7.3 Evaluation of efficiency

We analyze the efficiency of the scheme from the perspective of computational complexity and interaction time.

7.3.1 Computational complexity

Assume 𝑛 denotes the size of the data, 𝑘 represents the number of the edge server, 𝑔 is the number of bit planes to encrypt, 𝑚 is the dimension of projected features, 𝑀 is the maximum possible value in all the feature vectors, then the computational complexity results are shown in Table 4.

Table 4. Time complexity comparison of different methods

E1KOBZ_2023_v17n2_450_t0004.png 이미지

The experimental results express that the time complexity of the homomorphic encryption method is very high. The computational complexity of the proposed scheme is lower than Homomorphic encryption, Randomized unary encoding and Bit-plane randomization. The computational complexity of random projection is 𝑂(mn) which is relatively low. Compare with random projection, the time complexity comparison of the proposed scheme is interrelated to the number of the edge server 𝑘. The larger the value of 𝑘, the greater the computational complexity. However, the accuracy of random projection is relatively low, and its accuracy decreases significantly with the increase of the size of image databases.

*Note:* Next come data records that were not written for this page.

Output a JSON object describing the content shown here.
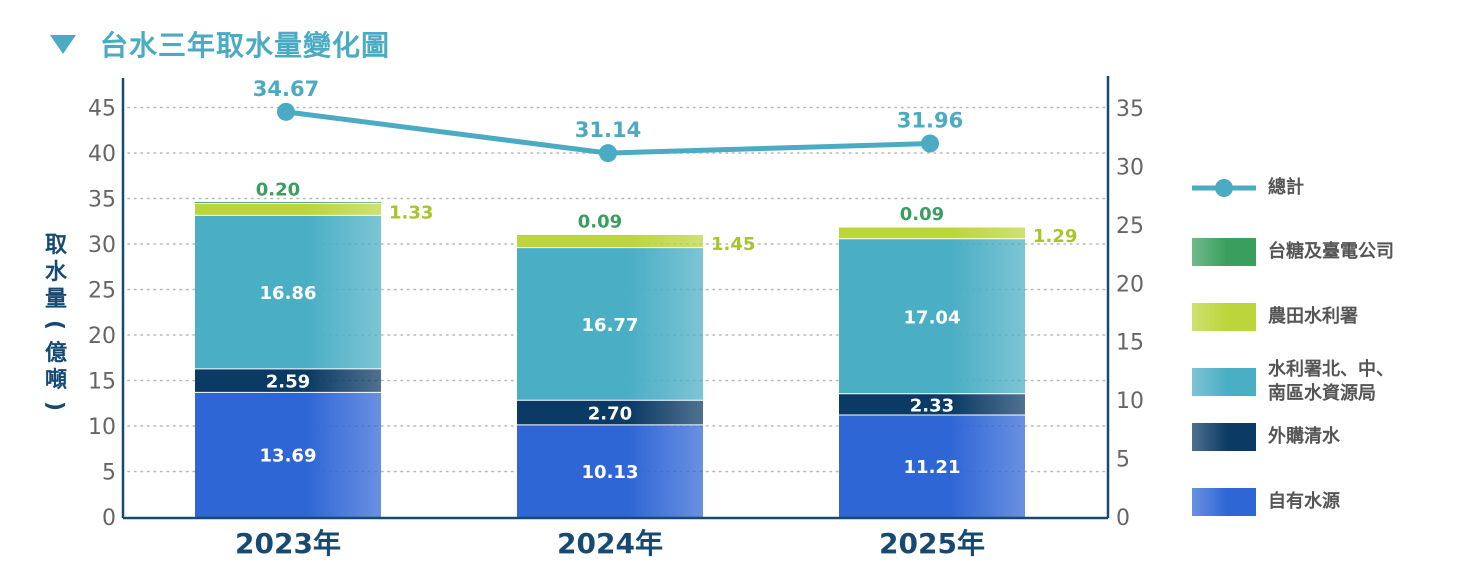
{
  "title": "台水三年取水量變化圖",
  "colors": {
    "accent": "#4aabc3",
    "sugar_power": "#3a9e5e",
    "farm": "#bcd53a",
    "wrb": "#4aaec5",
    "purchase": "#0b3a64",
    "own": "#2f66d6",
    "axis": "#174a73",
    "text_gray": "#555555"
  },
  "chart_data": {
    "type": "bar",
    "stacked": true,
    "categories": [
      "2023年",
      "2024年",
      "2025年"
    ],
    "series": [
      {
        "name": "自有水源",
        "values": [
          13.69,
          10.13,
          11.21
        ],
        "color": "#2f66d6",
        "label_color": "#ffffff"
      },
      {
        "name": "外購清水",
        "values": [
          2.59,
          2.7,
          2.33
        ],
        "color": "#0b3a64",
        "label_color": "#ffffff"
      },
      {
        "name": "水利署北、中、南區水資源局",
        "values": [
          16.86,
          16.77,
          17.04
        ],
        "color": "#4aaec5",
        "label_color": "#ffffff"
      },
      {
        "name": "農田水利署",
        "values": [
          1.33,
          1.45,
          1.29
        ],
        "color": "#bcd53a",
        "label_color": "#a8c52a"
      },
      {
        "name": "台糖及臺電公司",
        "values": [
          0.2,
          0.09,
          0.09
        ],
        "color": "#3a9e5e",
        "label_color": "#3a9e5e"
      }
    ],
    "line": {
      "name": "總計",
      "values": [
        34.67,
        31.14,
        31.96
      ],
      "color": "#4aabc3",
      "axis": "right"
    },
    "ylabel": "取水量（億噸）",
    "ylim_left": [
      0,
      45
    ],
    "yticks_left": [
      "0",
      "5",
      "10",
      "15",
      "20",
      "25",
      "30",
      "35",
      "40",
      "45"
    ],
    "ylim_right": [
      0,
      35
    ],
    "yticks_right": [
      "0",
      "5",
      "10",
      "15",
      "20",
      "25",
      "30",
      "35"
    ],
    "grid": true,
    "legend_position": "right"
  },
  "legend": {
    "items": [
      {
        "label": "總計",
        "kind": "line",
        "color": "#4aabc3"
      },
      {
        "label": "台糖及臺電公司",
        "kind": "bar",
        "color": "#3a9e5e"
      },
      {
        "label": "農田水利署",
        "kind": "bar",
        "color": "#bcd53a"
      },
      {
        "label": "水利署北、中、\n南區水資源局",
        "kind": "bar",
        "color": "#4aaec5"
      },
      {
        "label": "外購清水",
        "kind": "bar",
        "color": "#0b3a64"
      },
      {
        "label": "自有水源",
        "kind": "bar",
        "color": "#2f66d6"
      }
    ]
  }
}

7.3.2 Evaluation of interaction time

In addition to computing time, we discuss the overhead of interacting with multiple edge servers. Since all the work in the offline phase can be completed before the user initiates the query, this section mainly discusses the interaction cost in the query phase, and the interaction time includes three parts:

1) The user sends the trapdoor shares to 𝑘 edge servers respectively. This process can happen almost simultaneously.

2) The interactive computing between edge server 1 and the other edge servers for generating distance shares. This process can be regarded as almost simultaneous transmission. Moreover, the communication time of this process does not increase significantly with the increase of the edge server.

3) The edge server 1 returns the query results to the user. This part of the interaction time must be consumed.

Although there is a certain amount of interaction time, most communications can be executed almost at the same time. With the development of 5G communication technology, it can transmit data quickly to ensure the rapid execution of image retrieval.

We conduct experiments on Corel1000 datasets for different encryption methods in a query task, obtain the time comparison results in the offline phase and the query phase shown in Table 5. In the experiment of the proposed scheme, the number of the edge server used is 3, and the number of triple shares generated is one set.

Table 5. Comparison results of time consumption

E1KOBZ_2023_v17n2_450_t0005.png 이미지

The experimental results demonstrate that the proposed scheme takes less time than homomorphic encryption, randomized unary encoding, bit-plane randomization in the offline phase and query phase. The scheme is slightly slower than the random projection which is a technique to randomize characteristic disturbances. The performance of random projection in security and retrieval accuracy is obviously worse than that of our scheme, especially its security has been proved to be relatively weak, thus our scheme achieves the balance among security, accuracy and retrieval efficiency to some extent in edge computing environment.

8. Conclusion

In order to solve the problems in the existing PCBIR schemes on cloud computing, such as huge energy consumption, network delay and single point of failure, we present a privacy-preserving image retrieval scheme in edge computing environment, suitable for the distributed and resource-constrained characteristics of edge servers. We encrypt image features with additive secret sharing, so the attacker must corrupt at least 𝑘 − 1 edge servers to crack the system, which greatly enhances the security of the system. We also improve the Beaver’s multiplication to evaluate the similarity of images and avoid exposing original Euclidean distance to the edge servers. Security analysis and experimental results demonstrate the proposed method achieves the balance between security, accuracy and efficiency. Future work will develop the efficiency of preprocessing in the offline stage, and better adapt to the edge computing environment.